Según una información, el fiscal presentó el viernes día 13 de marzo el informe que había sido solicitado por la Sala de lo Civil y Penal del Tribunal Superior de Justicia de la Comunidad Valenciana por plazo de dos días, y que tuvo entrada en la Fiscalía de la Comunidad Valenciana el lunes 9 de marzo, con relación a la querella interpuesta contra la jueza de Catarroja instructora de la causa de la dana y contra su marido, también magistrado.
De acuerdo con la Fiscalía, «el análisis detallado de los hechos objeto de querella, así como el estudio jurisprudencial de cada uno de los delitos por los que se formula esta (delitos de coacciones, revelación de secretos, usurpación de funciones públicas, prevaricación, encubrimiento y omisión el deber de perseguir determinados delitos) arroja criterios sólidos que permiten concluir que los hechos relatados no alcanzan el umbral del ilícito penal».
El abogado Gisbert, que representa a varias víctimas de la dana, pedía en la querella «apartar inmediatamente» a la jueza Nuria Ruiz Tobarra, suspenderla tanto a ella como a su marido de la carrera judicial, que se hiciera una «evaluación psiquiátrica» de la magistrada y trasladar toda la instrucción a la Audiencia Nacional.
En la querella, señalaba que la jueza había tomado declaración como testigos a varios familiares de víctimas de la dana «bajo las indicaciones y la asistencia» de su marido, y aportaba unas grabaciones en las que supuestamente se escuchaba al magistrado participar «activamente» en esos interrogatorios.

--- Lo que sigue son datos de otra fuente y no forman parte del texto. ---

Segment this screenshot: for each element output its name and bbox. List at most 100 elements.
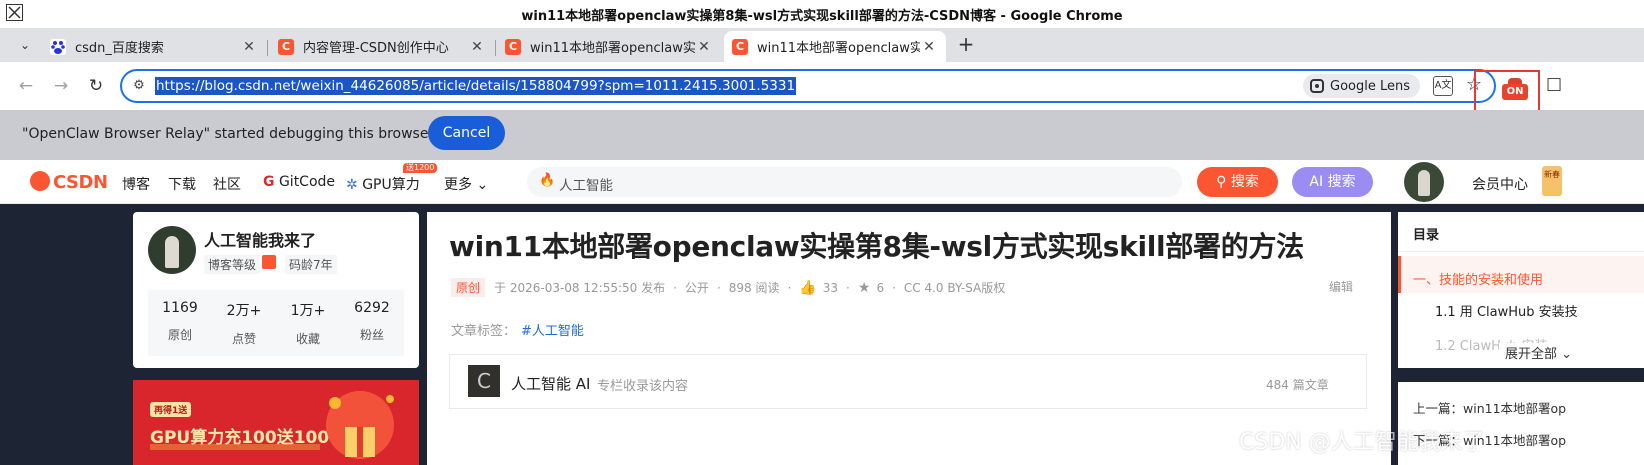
meta-separator: ·	[787, 280, 792, 295]
stat-original[interactable]: 1169 原创	[148, 300, 212, 343]
gitcode-label: GitCode	[278, 174, 336, 190]
stat-value: 6292	[354, 300, 390, 316]
article-title: win11本地部署openclaw实操第8集-wsl方式实现skill部署的方法	[449, 230, 1304, 263]
back-arrow-icon[interactable]: ←	[14, 74, 38, 98]
window-title-bar: win11本地部署openclaw实操第8集-wsl方式实现skill部署的方法…	[0, 0, 1644, 28]
tab-article-active[interactable]: C win11本地部署openclaw实 ✕	[724, 31, 946, 62]
search-button-label: 搜索	[1230, 174, 1259, 190]
search-query: 人工智能	[559, 178, 613, 194]
csdn-logo[interactable]: CSDN	[30, 171, 108, 193]
tab-close-icon[interactable]: ✕	[240, 39, 258, 55]
column-card[interactable]: C 人工智能 AI 专栏收录该内容 484 篇文章	[449, 354, 1367, 409]
csdn-icon: C	[505, 38, 521, 55]
user-avatar[interactable]	[1404, 162, 1444, 202]
blog-level-label: 博客等级	[204, 255, 261, 274]
logo-text: CSDN	[53, 172, 108, 193]
infobar-message: "OpenClaw Browser Relay" started debuggi…	[22, 126, 435, 142]
stat-label: 点赞	[231, 332, 256, 346]
vip-festival-badge[interactable]: 新春	[1542, 166, 1562, 196]
browser-toolbar: ← → ↻ ⚙ https://blog.csdn.net/weixin_446…	[0, 62, 1644, 110]
tags-label: 文章标签：	[451, 324, 517, 339]
gpu-promo-ad[interactable]: 再得1送 GPU算力充100送100	[133, 380, 419, 465]
cancel-debugging-button[interactable]: Cancel	[428, 116, 505, 150]
prev-article-link[interactable]: 上一篇：win11本地部署op	[1413, 398, 1566, 417]
tab-close-icon[interactable]: ✕	[920, 39, 938, 55]
toc-expand-all[interactable]: 展开全部 ⌄	[1499, 343, 1579, 362]
stat-likes[interactable]: 2万+ 点赞	[212, 300, 276, 347]
stat-value: 1169	[162, 300, 198, 316]
flame-icon: 🔥	[539, 173, 556, 188]
visibility-label: 公开	[684, 281, 709, 295]
search-button[interactable]: ⚲ 搜索	[1197, 167, 1278, 197]
tab-article-1[interactable]: C win11本地部署openclaw实 ✕	[497, 31, 721, 62]
expand-label: 展开全部	[1505, 347, 1558, 362]
web-page: CSDN 博客 下载 社区 G GitCode ✲ GPU算力 送1200 更多…	[0, 160, 1644, 465]
edit-link[interactable]: 编辑	[1329, 278, 1353, 295]
stat-value: 2万+	[226, 303, 262, 319]
tab-csdn-creator[interactable]: C 内容管理-CSDN创作中心 ✕	[270, 31, 494, 62]
author-avatar[interactable]	[148, 226, 196, 274]
tab-close-icon[interactable]: ✕	[695, 39, 713, 55]
stat-label: 原创	[167, 328, 192, 342]
tag-ai[interactable]: #人工智能	[521, 324, 584, 339]
thumbs-up-icon[interactable]: 👍	[799, 280, 816, 296]
tab-search-chevron-icon[interactable]: ⌄	[14, 34, 36, 56]
ai-search-button[interactable]: AI 搜索	[1292, 167, 1373, 197]
tab-separator	[495, 40, 496, 56]
tab-label: csdn_百度搜索	[75, 41, 164, 56]
meta-separator: ·	[846, 280, 850, 295]
meta-separator: ·	[892, 280, 896, 295]
stat-fans[interactable]: 6292 粉丝	[340, 300, 404, 343]
nav-download[interactable]: 下载	[168, 174, 196, 194]
csdn-icon: C	[278, 38, 294, 55]
nav-gpu[interactable]: ✲ GPU算力	[346, 174, 420, 194]
column-cover-icon: C	[468, 365, 500, 397]
site-info-tune-icon[interactable]: ⚙	[128, 76, 150, 96]
original-badge: 原创	[451, 278, 486, 297]
tab-label: win11本地部署openclaw实	[757, 41, 920, 56]
csdn-icon: C	[732, 38, 748, 55]
toc-item-clawhub[interactable]: 1.1 用 ClawHub 安装技	[1435, 301, 1578, 320]
nav-more[interactable]: 更多 ⌄	[444, 174, 488, 194]
forward-arrow-icon[interactable]: →	[49, 74, 73, 98]
column-name[interactable]: 人工智能 AI	[511, 373, 590, 394]
lens-icon	[1310, 79, 1324, 93]
url-text[interactable]: https://blog.csdn.net/weixin_44626085/ar…	[155, 77, 797, 95]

La querella fue anunciada por Gisbert en las Cortes Valencianas el mes pasado, cuando compareció en la comisión de investigación sobre la dana para explicar las acciones que llevó a cabo a través de su asociación ‘Solo el pueblo salva al pueblo’, a quien los grupos de la oposición le acusaron de «oportunista» y dudaron de su credibilidad.
La jueza Ruiz Tobarra ya acordó a principios de marzo no admitir a trámite los incidentes para recusarla y declarar la nulidad de las actuaciones presentados por esta misma acusación particular, al considerar que era «un fraude procesal» para intentar apartarla con «toda clase de argumentos burdos e inconexos» y un «memorial de agravios».
La instructora afirmó entonces que el escrito del letrado «rezuma desprecio, no solo profesional, sino una inquina personal» y una «absoluta animosidad» hacia ella, además de ser «una mezcolanza de ideas» que sitúan en «una realidad paralela, procesal y fáctica, en la que se obvian principios básicos del ordenamiento procesal».